Photo Rosa Frank

Je me souviens, Raimund Hoghe

Par François Maurisse

Publié le 4 juillet 2017

Journaliste, écrivain puis dramaturge de la célèbre Pina Bausch au Tanztheater de Wuppertal, Raimund Hoghe mène, depuis Jeter son corps dans la bataille, la première pièce dans laquelle il danse en 2000, une recherche de chorégraphe. Confrontant son propre corps handicapé (sa colonne vertébrale dessinant une bosse dans son dos) à la poésie d’images symboliques de la beauté et de ses canons, il n’hésite pas à se mettre en scène et se dévêtir. Après avoir créé une série de pièces mettant en scène d’autres danseurs (L’après-midi (2008), Si je meurs laissez le balcon ouvert (2010, en hommage à Dominique Bagouet), ou encore Songs for Takashi (2015)), ces deux dernières pièces présentées à Paris, Lettere amorose, 1999-2017 et Je me souviens sont des recréations où il évolue seul, la plupart du temps, au plateau. Dans le cadre de Camping au Centre National de la Danse à Pantin, il présente une version inédite de Je me souviens, création in-situ se nourrissant d’un large éventail de souvenirs, personnels ou spectaculaires.

Tout le plateau est recouvert d’une fine couche de sable. Raimund Hoghe entre lentement et en fait le tour d’une démarche sereine, effleurant les murs de sa main à la fois pour percevoir les échos des évènements passés et pour se soutenir, s’encourager. Soudain il s’allonge sur le sable et commence l’évocation de souvenirs personnels parlant de son dos, des traitements reçus contre sa maladie. Tout au long de la pièce à chaque nouvelle chanson qui démarre, c’est un nouveau tableau qui prend place dans l’espace vierge du plateau. Par deux fois Emmanuel Eggermont, « artiste invité » dans cette nouvelle version de la pièce, confronte la droiture de son élégante stature à la rondeur du corps de Raimund.

Dans un premier temps, il fait appel à des figures d’exilés, arpentant l’espace : il évoque la photographie du petit Aylan Kurdi, 3 ans, échoué sur une plage turque après avoir quitté Kobané avec sa famille, ou encore la lettre que portaient Koita Yaguine et Tounkara Fode, deux jeunes guinéens retrouvés morts dans le train d’atterrissage d’un avion reliant Conakry à Bruxelles, en 1999. Dans un deuxième temps, ce sont plutôt des figures féminines issues de la culture populaires (Maria Callas, Judy Garland ou Audrey Hepburn) qui peuplent les souvenirs du chorégraphe. Si les transitions sont périlleuses, les différents tableaux peints par Raimund Hoghe sont motivés par le même désir de rendre hommage aux images et aux personnalités qui l’ont fasciné et façonné toute sa vie.

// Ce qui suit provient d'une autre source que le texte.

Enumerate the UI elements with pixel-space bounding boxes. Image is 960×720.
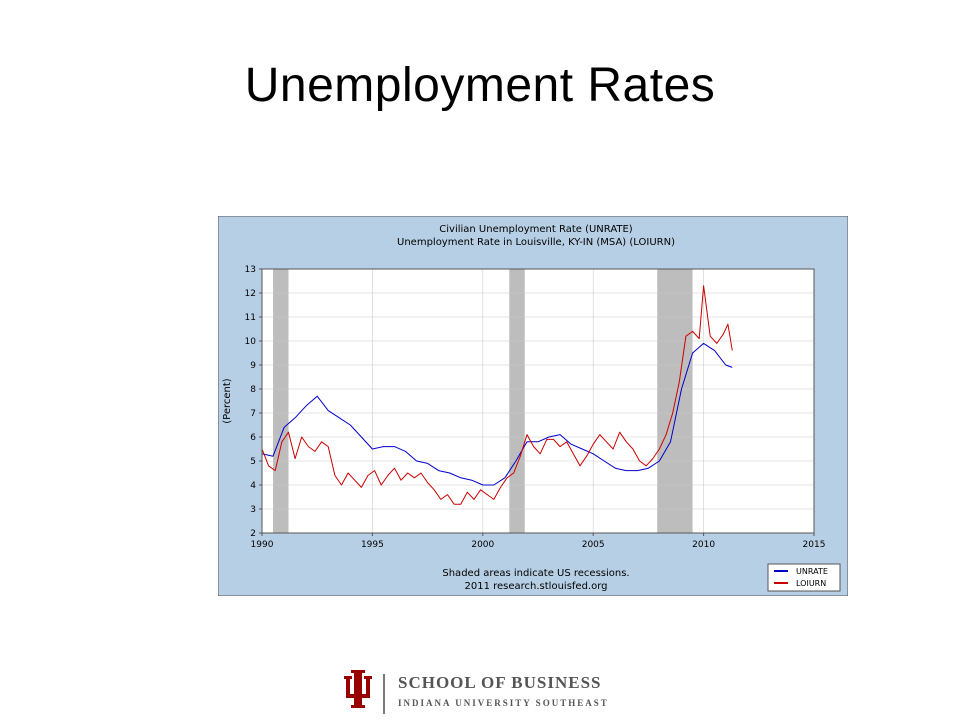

À chaque nouveau souvenir ou presque c’est un changement de costume, une nouvelle incarnation. Dans la plus grande délicatesse, Raimund Hoghe revêt un gros nœud vintage, des lunettes de soleil et utilise une fleur en guise de cigarette au son de l’iconique Moon River, extrait de Breakfast at Tiffany’s. Sans vouloir singer une attitude, c’est avec très peu d’artifices que le fameux portrait photographique d’Audrey Hepburn est figuré. Ritualisée, la pratique chorégraphique de Raimund Hoghe, sous tendue d’une cohérence dramaturgique à toute épreuve, lui permet d’opérer une transformation de son corps sur le plateau, tour à tour glamour, lyrique ou recueilli. La même image est répétée plusieurs fois le temps d’une chanson, sans doute pour tenter d’en épuiser la symbolique et d’en renforcer les affects.

Dans une lenteur et une douceur caractéristiques, une atmosphère lyrique et protocolaire, Je me souviens dresse le portrait du chorégraphe et de ses influences et semble agir de façon thérapeutique pour l’auteur. Convoquer toutes ces images, qu’elles soient rassurantes ou insupportables, c’est une façon pour lui de s’en emparer, comme pour pouvoir vivre avec en les glissant près de son cœur.

Vu au Centre National de la Danse à Pantin. Concept, chorégraphie et danse Raimund Hoghe. Photo © Rosa Frank.